Thanks to LED technology, we can love December again
Time was when December was, aside from the holidays, the worst month in Alaska.
Where America has it’s “hump day” to get over every week, the 49th state has it’s “hump month.”
Winter solstice is something of a northern D-Day. The thinking is that if you can simply survive until then, things will get better. Truly, they will. The oh-so-short days will begin getting longer. The sun will come back.
Seasonal affective disorder – SAD, as they call it – will begin to fade. But these were the bad old days.
Technology is a wonderful thing, and a little invention called the light-emitting diode – LED for short – is quickly becoming the best winter friend imaginable of Alaskans everywhere. No, we’re not talking about SAD lights here.
We’re talking about an LED about the size of a match head that can now be put in a headlamp and fired up to produce hundreds, even thousands, of “lumens,” as they say. Lumens are a measure of visible light.
The headlights on your car pump out somewhere around 1,000 lumens on low and 1,500 lumens on high. There are now headlamps and bike lights that will produce more light than that.

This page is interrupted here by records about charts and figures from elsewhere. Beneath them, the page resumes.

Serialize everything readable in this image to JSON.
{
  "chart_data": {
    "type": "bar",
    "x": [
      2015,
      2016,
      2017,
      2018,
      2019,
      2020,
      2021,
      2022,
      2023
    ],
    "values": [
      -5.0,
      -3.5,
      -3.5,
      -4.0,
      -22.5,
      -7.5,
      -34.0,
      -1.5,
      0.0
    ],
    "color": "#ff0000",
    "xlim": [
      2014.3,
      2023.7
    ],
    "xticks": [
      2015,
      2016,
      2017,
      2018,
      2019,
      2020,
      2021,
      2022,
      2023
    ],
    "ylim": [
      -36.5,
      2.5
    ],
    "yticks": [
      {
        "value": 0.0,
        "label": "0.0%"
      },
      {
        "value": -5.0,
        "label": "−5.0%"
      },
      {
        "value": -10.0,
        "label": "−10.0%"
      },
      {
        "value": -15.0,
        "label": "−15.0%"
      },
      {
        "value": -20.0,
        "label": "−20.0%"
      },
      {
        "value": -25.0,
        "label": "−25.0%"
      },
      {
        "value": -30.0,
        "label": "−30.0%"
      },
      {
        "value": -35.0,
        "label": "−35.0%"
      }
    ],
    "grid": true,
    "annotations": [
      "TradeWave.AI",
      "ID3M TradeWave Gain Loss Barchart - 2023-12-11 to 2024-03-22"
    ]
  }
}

The one I used last winter one night scared a neighbor coming up the street toward a neighborhood ski trail. She thought a car was speeding down toward her loose dog and scrambled to get the animal out of the way. The “car” was me on skis with a relatively cheap, Chinese-made headlamp on my noggin.
These lights are now so bright and powerful that the only complaint one can make about them is that they are sometimes too bright and powerful. If you find yourself out in a big snowstorm, the reflection of artificial light off the falling snow can actually make it harder to see ahead, not easier.
Thus, the question of today is not how much light can you get, but how much light do you need?
On a pitch-black, moonless night, it’s nice to be able to light up the trail ahead with a couple thousand lumens, but is it really necessary? And what about other trail users?
Handlebar-attached bike lights are especially bad in this regard. They’re pretty much always pointing straight ahead down the trail. At least with a headlight, or a helmet-mounted bike light, one can aim the beam off trail so as not to blind oncoming traffic.
Today’s high-power headlamps seem to know no limits. Niterider, a U.S. brand, makes a bike light easily convertible to a headlamp that will pump out 1,800 lumens on high. The cost is steep – $350. You can blind the drivers of cars with that thing.
It’s a powerful light. But if you want to spend more, the German-manufactured Lupine Wilma – available in Anchorage at Speedway Cycles – will make the headlights on your car look like slackers.
MTBR.com, a website that does very thorough light reviews, reports that the Wilma pumps out “a staggering, 2,340 lumens. And though $595 is not cheap, it’s actually a great value delivering a very competitive four lumens per dollar. That makes it the best value in the Lupine line and better (value) than some Chinese manufactured lights.”
The Chinese lights are the low-ball standard. You can find them on e-bay for $30 to $40. Most claim to produce 1,000 to 1,600 lumens, though when the light is carefully measured it often falls somewhat short of the claim.
Still, even 800 lumens or so is in the range of the low-beams on your car, and though the Chinese lights are sometimes criticized for their dependability, what can one expect for $30 or $40? The most common failures are tied to overheating, because the LEDs aren’t well protected against that, or inadequate waterproofing. Neither issue tends to be a big problem in Alaska in the winter.
If you’re a dog musher planning to do the Kuskokwim 300 Sled Dog Race out Bethel way – where if it isn’t 50 degrees below zero, it’s sometimes raining – it might be worth it to spend more on a better headlamp. Otherwise, it’s probably OK to go for the less expensive models.